We must not only create a space we must create space that allows everyone to contribute and thrive, we must be inclusive.


The coffee industry’s growth will come from those who are yet to discover coffee


 I believe there are more opportunities for growth in large coffee consuming markets like the US and Brazil. We must be more inclusive, for growth, we must consider all dimensions of diversity, including race. 


  In the 20 years of working in coffee

  • I’ve met too few African American and Afro-Brazilians in the industry
  • Only 42% of Black/ African Americans consume coffee in comparison to 64% Hispanic Americans and 53% Caucasian Americans.
  • Increasing consumption among minority groups will not come about because of clever marketing campaigns by big corporations
  • The US must create opportunities for entrepreneurship to thrive,
  • developing café spaces and products that speak to the authentic hearts and souls of individuals.   


  • We have 44 million Black/African Americans currently spending $1.1 trillion dollars/year and underrepresented
  • If we were a country based on population, we would rank #34 out of 233 countries similar in size to


I believe the opportunity to engage more coffee consumers in Africa will also come from the engagement of entrepreneurs who understand the needs of those they wish to serve. when government and non for profits work together to help businesses and small entrepreneurs thrive.

Bringing more people and ideas to the table is imperative.  The world must be more inclusive.

Specialty coffees are at the Heart of Africa.  It is a heart that’s filled with determination, hopes, and dreams, a heart that pounds inside millions of women who meticulously work hard at picking and sorting coffee beans.  Hearts that believe in a brighter future, a better world.

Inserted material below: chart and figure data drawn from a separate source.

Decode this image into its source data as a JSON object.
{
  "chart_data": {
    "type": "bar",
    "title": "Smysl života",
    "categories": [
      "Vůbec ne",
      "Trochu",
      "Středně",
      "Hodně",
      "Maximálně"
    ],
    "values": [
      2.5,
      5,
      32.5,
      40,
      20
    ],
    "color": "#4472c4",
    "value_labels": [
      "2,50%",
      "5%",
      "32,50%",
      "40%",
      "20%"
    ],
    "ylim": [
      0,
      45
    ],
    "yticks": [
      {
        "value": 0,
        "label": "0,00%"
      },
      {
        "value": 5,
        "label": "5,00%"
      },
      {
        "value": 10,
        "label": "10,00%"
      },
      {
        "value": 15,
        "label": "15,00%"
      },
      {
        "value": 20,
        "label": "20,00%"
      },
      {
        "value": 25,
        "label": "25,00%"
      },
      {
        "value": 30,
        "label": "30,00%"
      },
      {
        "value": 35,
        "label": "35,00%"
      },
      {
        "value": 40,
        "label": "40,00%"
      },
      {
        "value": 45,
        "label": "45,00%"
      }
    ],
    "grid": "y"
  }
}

Specialty coffees are at the Heart of Africa when there’s space for women to use their talents not only in manual labor but inside the board room and in decision making roles.

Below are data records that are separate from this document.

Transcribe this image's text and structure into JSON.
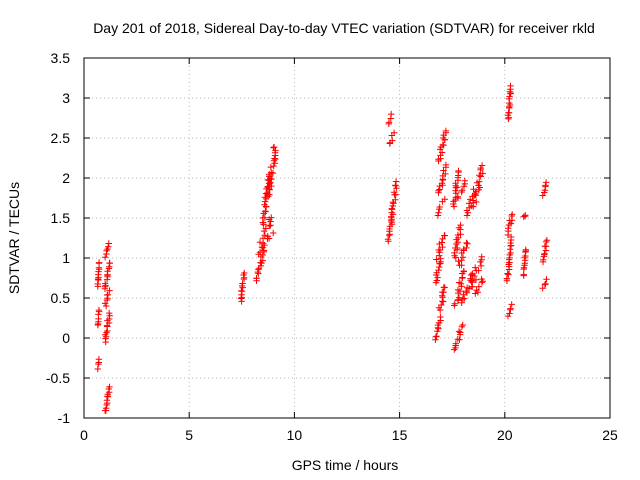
{
  "chart_data": {
    "type": "scatter",
    "title": "Day 201 of 2018, Sidereal Day-to-day VTEC variation (SDTVAR) for receiver rkld",
    "xlabel": "GPS time / hours",
    "ylabel": "SDTVAR / TECUs",
    "xlim": [
      0,
      25
    ],
    "ylim": [
      -1,
      3.5
    ],
    "xticks": [
      0,
      5,
      10,
      15,
      20,
      25
    ],
    "yticks": [
      -1,
      -0.5,
      0,
      0.5,
      1,
      1.5,
      2,
      2.5,
      3,
      3.5
    ],
    "grid": true,
    "marker": "+",
    "series_color": "#ff0000",
    "series": [
      {
        "name": "SDTVAR",
        "segments": [
          {
            "x": [
              0.65,
              0.72
            ],
            "y": [
              -0.38,
              -0.28
            ]
          },
          {
            "x": [
              0.65,
              0.72
            ],
            "y": [
              0.15,
              0.35
            ]
          },
          {
            "x": [
              0.65,
              0.72
            ],
            "y": [
              0.65,
              0.95
            ]
          },
          {
            "x": [
              1.0,
              1.22
            ],
            "y": [
              -0.92,
              -0.6
            ]
          },
          {
            "x": [
              1.0,
              1.22
            ],
            "y": [
              -0.05,
              0.3
            ]
          },
          {
            "x": [
              1.0,
              1.22
            ],
            "y": [
              0.4,
              0.58
            ]
          },
          {
            "x": [
              1.0,
              1.22
            ],
            "y": [
              0.6,
              0.95
            ]
          },
          {
            "x": [
              1.0,
              1.22
            ],
            "y": [
              1.02,
              1.18
            ]
          },
          {
            "x": [
              7.45,
              7.62
            ],
            "y": [
              0.45,
              0.82
            ]
          },
          {
            "x": [
              8.2,
              8.55
            ],
            "y": [
              0.7,
              1.1
            ]
          },
          {
            "x": [
              8.3,
              8.9
            ],
            "y": [
              1.05,
              1.5
            ]
          },
          {
            "x": [
              8.5,
              9.05
            ],
            "y": [
              1.2,
              1.3
            ]
          },
          {
            "x": [
              8.5,
              8.8
            ],
            "y": [
              1.4,
              2.05
            ]
          },
          {
            "x": [
              8.75,
              9.1
            ],
            "y": [
              1.75,
              2.4
            ]
          },
          {
            "x": [
              14.45,
              14.6
            ],
            "y": [
              2.68,
              2.78
            ]
          },
          {
            "x": [
              14.5,
              14.75
            ],
            "y": [
              2.42,
              2.55
            ]
          },
          {
            "x": [
              14.45,
              14.65
            ],
            "y": [
              1.22,
              1.5
            ]
          },
          {
            "x": [
              14.6,
              14.85
            ],
            "y": [
              1.45,
              1.95
            ]
          },
          {
            "x": [
              16.7,
              16.95
            ],
            "y": [
              -0.02,
              0.25
            ]
          },
          {
            "x": [
              16.85,
              17.2
            ],
            "y": [
              0.35,
              0.65
            ]
          },
          {
            "x": [
              16.7,
              16.95
            ],
            "y": [
              0.7,
              1.0
            ]
          },
          {
            "x": [
              16.75,
              17.15
            ],
            "y": [
              1.0,
              1.3
            ]
          },
          {
            "x": [
              16.75,
              17.15
            ],
            "y": [
              1.55,
              1.72
            ]
          },
          {
            "x": [
              16.85,
              17.2
            ],
            "y": [
              1.8,
              2.15
            ]
          },
          {
            "x": [
              16.85,
              17.2
            ],
            "y": [
              2.2,
              2.6
            ]
          },
          {
            "x": [
              17.6,
              18.0
            ],
            "y": [
              -0.15,
              0.15
            ]
          },
          {
            "x": [
              17.6,
              18.05
            ],
            "y": [
              0.4,
              0.85
            ]
          },
          {
            "x": [
              17.6,
              17.9
            ],
            "y": [
              1.0,
              1.4
            ]
          },
          {
            "x": [
              17.55,
              17.8
            ],
            "y": [
              1.65,
              2.1
            ]
          },
          {
            "x": [
              17.75,
              18.1
            ],
            "y": [
              1.75,
              1.95
            ]
          },
          {
            "x": [
              17.8,
              18.3
            ],
            "y": [
              0.9,
              1.2
            ]
          },
          {
            "x": [
              17.95,
              18.6
            ],
            "y": [
              0.45,
              0.8
            ]
          },
          {
            "x": [
              18.3,
              18.9
            ],
            "y": [
              0.6,
              1.0
            ]
          },
          {
            "x": [
              18.2,
              18.6
            ],
            "y": [
              1.55,
              1.85
            ]
          },
          {
            "x": [
              18.5,
              18.95
            ],
            "y": [
              1.65,
              2.15
            ]
          },
          {
            "x": [
              18.6,
              18.95
            ],
            "y": [
              0.55,
              0.75
            ]
          },
          {
            "x": [
              20.15,
              20.3
            ],
            "y": [
              2.72,
              3.15
            ]
          },
          {
            "x": [
              20.15,
              20.35
            ],
            "y": [
              0.28,
              0.42
            ]
          },
          {
            "x": [
              20.1,
              20.3
            ],
            "y": [
              0.7,
              1.25
            ]
          },
          {
            "x": [
              20.15,
              20.35
            ],
            "y": [
              1.3,
              1.55
            ]
          },
          {
            "x": [
              20.9,
              21.0
            ],
            "y": [
              0.78,
              1.12
            ]
          },
          {
            "x": [
              20.9,
              21.0
            ],
            "y": [
              1.52,
              1.53
            ]
          },
          {
            "x": [
              21.8,
              22.0
            ],
            "y": [
              0.62,
              0.72
            ]
          },
          {
            "x": [
              21.8,
              22.0
            ],
            "y": [
              0.95,
              1.22
            ]
          },
          {
            "x": [
              21.8,
              22.0
            ],
            "y": [
              1.78,
              1.95
            ]
          }
        ]
      }
    ]
  }
}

Let me be the first to say, we are making progress, but we have more work to do. 

Let us look more closely to exam ourselves.

Policies and practices that determine who sits in boardrooms and executive offices must not exclude anyone.  If your policies and practices are barriers, they must be changed.    

Non for profits, governments, corporations if your teams don’t resemble those you serve (customers), those who serve you, (your suppliers), or those you want to serve, (potential new customers) then you have oversight in your decision making and you’re missing a perspective and this needs to change.     

We must realize that breakthrough idea will come from having all voices at the table.     

I had the pleasure of being involved in the early stages of working with women in coffee here in Africa in 2009.   This work was led by the International Women’s Coffee Alliance with support from the UN International Trade Centre and others.   I’m proud to see many of you in the room today who lead various programs to help support women.  Women are the backbone of the global coffee supply chain.

If you don’t do anything else, I invite you to attend the International Women’s Coffee Alliance breakfast in the morning to learn about the work that’s going on here in Africa.    

A few weeks ago, I had the pleasure of attending the 5th Annual Coffee Santhe held in Bangalore, India, a 3-day event organized by the Women’s Coffee Alliance- India.  Part of the program included over 100 children participating in an art competition, drawings must include coffee.  As I walked around checking out the art, 6-year-old Ga-ni-ka’s art caught my eye. 

I would describe as 4 major principles to understanding coffee:

  • First, there are two kinds of coffee, Arabica, and Robusta,
  • Second, Coffee is a process, it has to somehow move from a plant to someone’s cup
  • Third, there is a human element to coffee, a strong connection to life and livelihood
  • Fourth, Coffee should be inclusive, the only way we can solve the challenges we face is by coming together, holding hands as Ganika depicts in her drawing.     
15 years ago I attended the 1st AFCA conference held in Nairobi Kenya. I was inspired by what I learned then.  Today I am encouraged by the progress that has been made.  I hope the 2019 AFCA conference inspires you to invite more people to your table thus adding more ideas, and as a result adding more value to the cup of coffee consumers.